Toxicity of metazachlor metabolites
A large number of metabolites were identified and subjected to further investigations in a variety of studies, including acute oral toxicity, 13-week (dietary) repeat-dose and developmental studies, as well as a battery of genotoxicity studies including: in vitro mammalian chromosome aberration test; in vitro mammalian cell gene mutation test (HPRT), in vitro bacterial reverse mutation and in vivo mouse (erythrocyte) micronucleus test. Six metabolites were tested in genotoxicity assays and were found to be negative. In acute oral studies, all metabolites were of low acute oral toxicity (oral LD50 > 500 mg/kg bw) and clinical signs observed in some of these studies were similar to those observed with the parent compound. No toxicologically significant findings were noted in oral sub-chronic or developmental studies in rats on the metabolites.
Toxicity of Butisan Herbicide (containing 50% w/v metazachlor)
The acute toxicity end-points for Butisan Herbicide, based on data for the proposed formulation and a reference formulation (containing 500 g/L metazachlor), are listed in Table 3.3B. Comparison of the findings for the formulation with results for the active constituent suggest that the increased acute oral toxicity and change in eye irritation potential are not due to the toxicity of metazachlor, but rather the product excipients.

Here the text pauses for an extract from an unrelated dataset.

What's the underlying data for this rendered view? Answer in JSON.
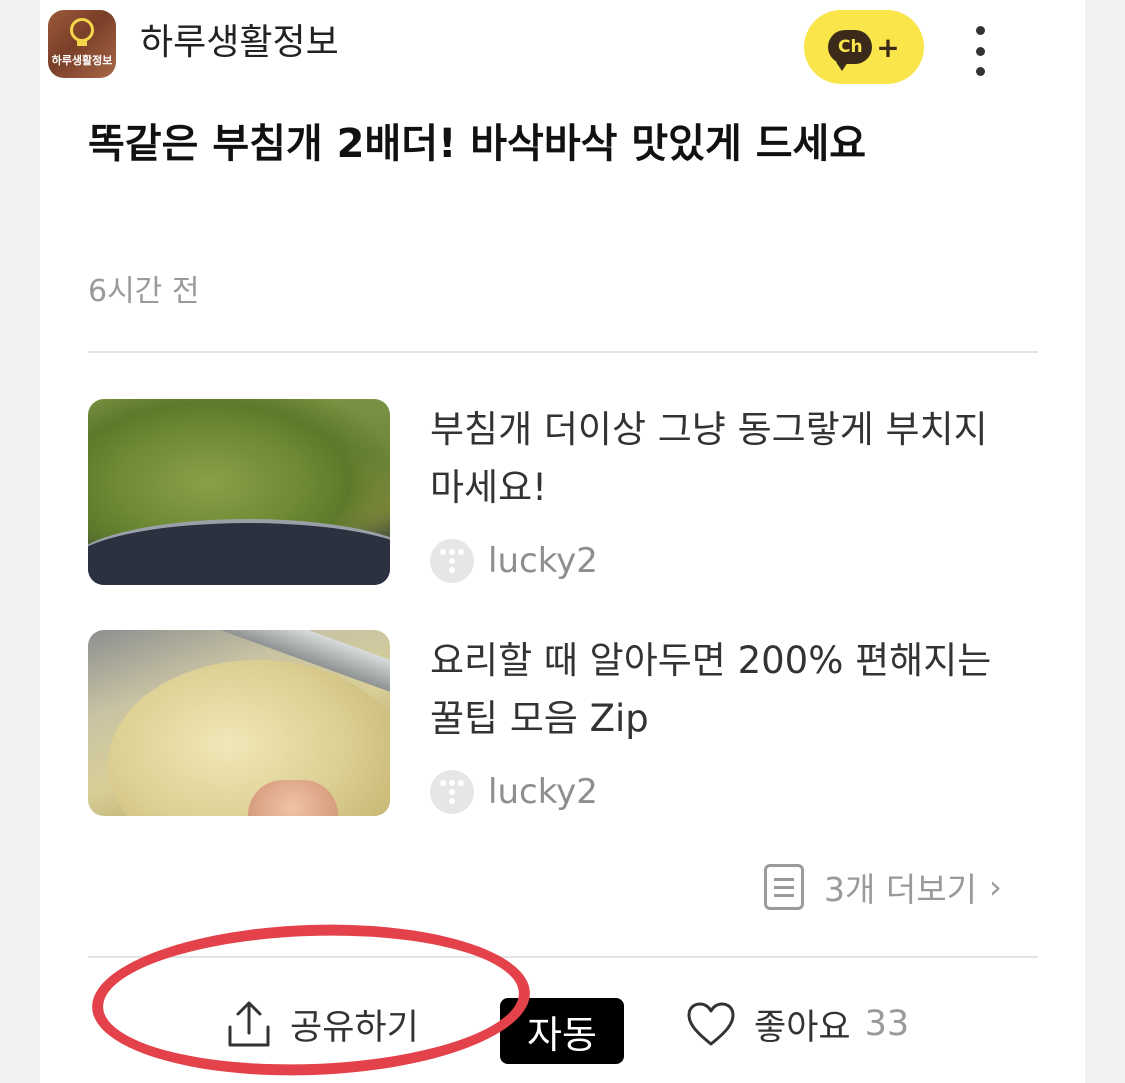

|Acute oral toxicity LD50 (mg/kg bw)||Rat||500 < LD50 < 2000|
|Acute dermal toxicity LD50 (mg/kg bw)||Rat||LD50 > 4000|
|Acute inhalational toxicity LC50 (mg/m3/4h)||Rat||LC50 > 6200 (no deaths)|
|Eye irritation||Rabbit||Slight irritant|
|Skin sensitisation (GPMT)||Guinea Pig||Non-sensitiser|
Pre-meeting public submissions
No pre-meeting submissions were received for metazachlor.
Summary of ACCS advice to the delegate
The committee advised that a new Schedule 5 entry be created in the SUSMP for metazachlor.

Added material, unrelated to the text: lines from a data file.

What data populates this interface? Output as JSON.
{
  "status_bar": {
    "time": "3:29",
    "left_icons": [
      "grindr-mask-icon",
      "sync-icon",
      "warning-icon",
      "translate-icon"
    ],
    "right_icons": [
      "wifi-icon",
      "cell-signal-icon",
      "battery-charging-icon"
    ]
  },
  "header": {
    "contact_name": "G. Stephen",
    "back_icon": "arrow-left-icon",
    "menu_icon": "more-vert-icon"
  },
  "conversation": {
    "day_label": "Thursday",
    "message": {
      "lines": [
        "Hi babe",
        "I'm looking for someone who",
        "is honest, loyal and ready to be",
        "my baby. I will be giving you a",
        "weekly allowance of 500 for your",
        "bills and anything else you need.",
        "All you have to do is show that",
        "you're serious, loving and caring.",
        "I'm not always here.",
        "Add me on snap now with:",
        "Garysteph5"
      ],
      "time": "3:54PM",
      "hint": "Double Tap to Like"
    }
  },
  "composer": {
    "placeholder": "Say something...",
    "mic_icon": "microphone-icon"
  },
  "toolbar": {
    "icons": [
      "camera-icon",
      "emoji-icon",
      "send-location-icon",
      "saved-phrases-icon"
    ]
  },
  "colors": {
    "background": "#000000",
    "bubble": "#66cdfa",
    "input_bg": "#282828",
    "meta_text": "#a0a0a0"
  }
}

The committee advised an implementation date of 1 February 2017.
The matters under subsection 52E (1) of the Therapeutic Goods Act 1989 considered relevant by the committee included: (c) the toxicity of a substance.
The reasons for the advice included:
- Metazachlor exhibits low acute toxicity by all routes. It is not an eye irritant but is a slight skin irritant and a skin sensitiser; and
- The European Food Safety Authority (EFSA) considered that any carcinogenic effects were non-genotoxic, only observed at high doses and within the historical control range, therefore the relevant human risk is low.
The delegate considered the following in regards to this proposal:
- Scheduling proposal;
- ACCS advice;
- Section 52E of the Therapeutic Goods Act 1989;
- Scheduling Policy Framework (SPF 2015); and
- Other relevant information.
Delegate's interim decision
The delegate notes and accepts the advice of the ACCS to create a new Schedule 5 entry for metazachlor. Metazachlor exhibits low acute toxicity by all routes. It is not an eye irritant, but is a slight skin irritant and a skin sensitiser. The European Food Safety Authority (EFSA) considered that any carcinogenic effects were non-genotoxic, only observed at high doses and within the historical control range, therefore the relevant risk of metazachlor to humans is low.
An early implementation date of 1 February 2017 is proposed in order to bring the regulation of this ingredient in products sold in Australia into alignment with international regulations.
The delegate considered the relevant matters under section 52E (1) of the Therapeutic Goods Act 1989: (c) the toxicity of a substance.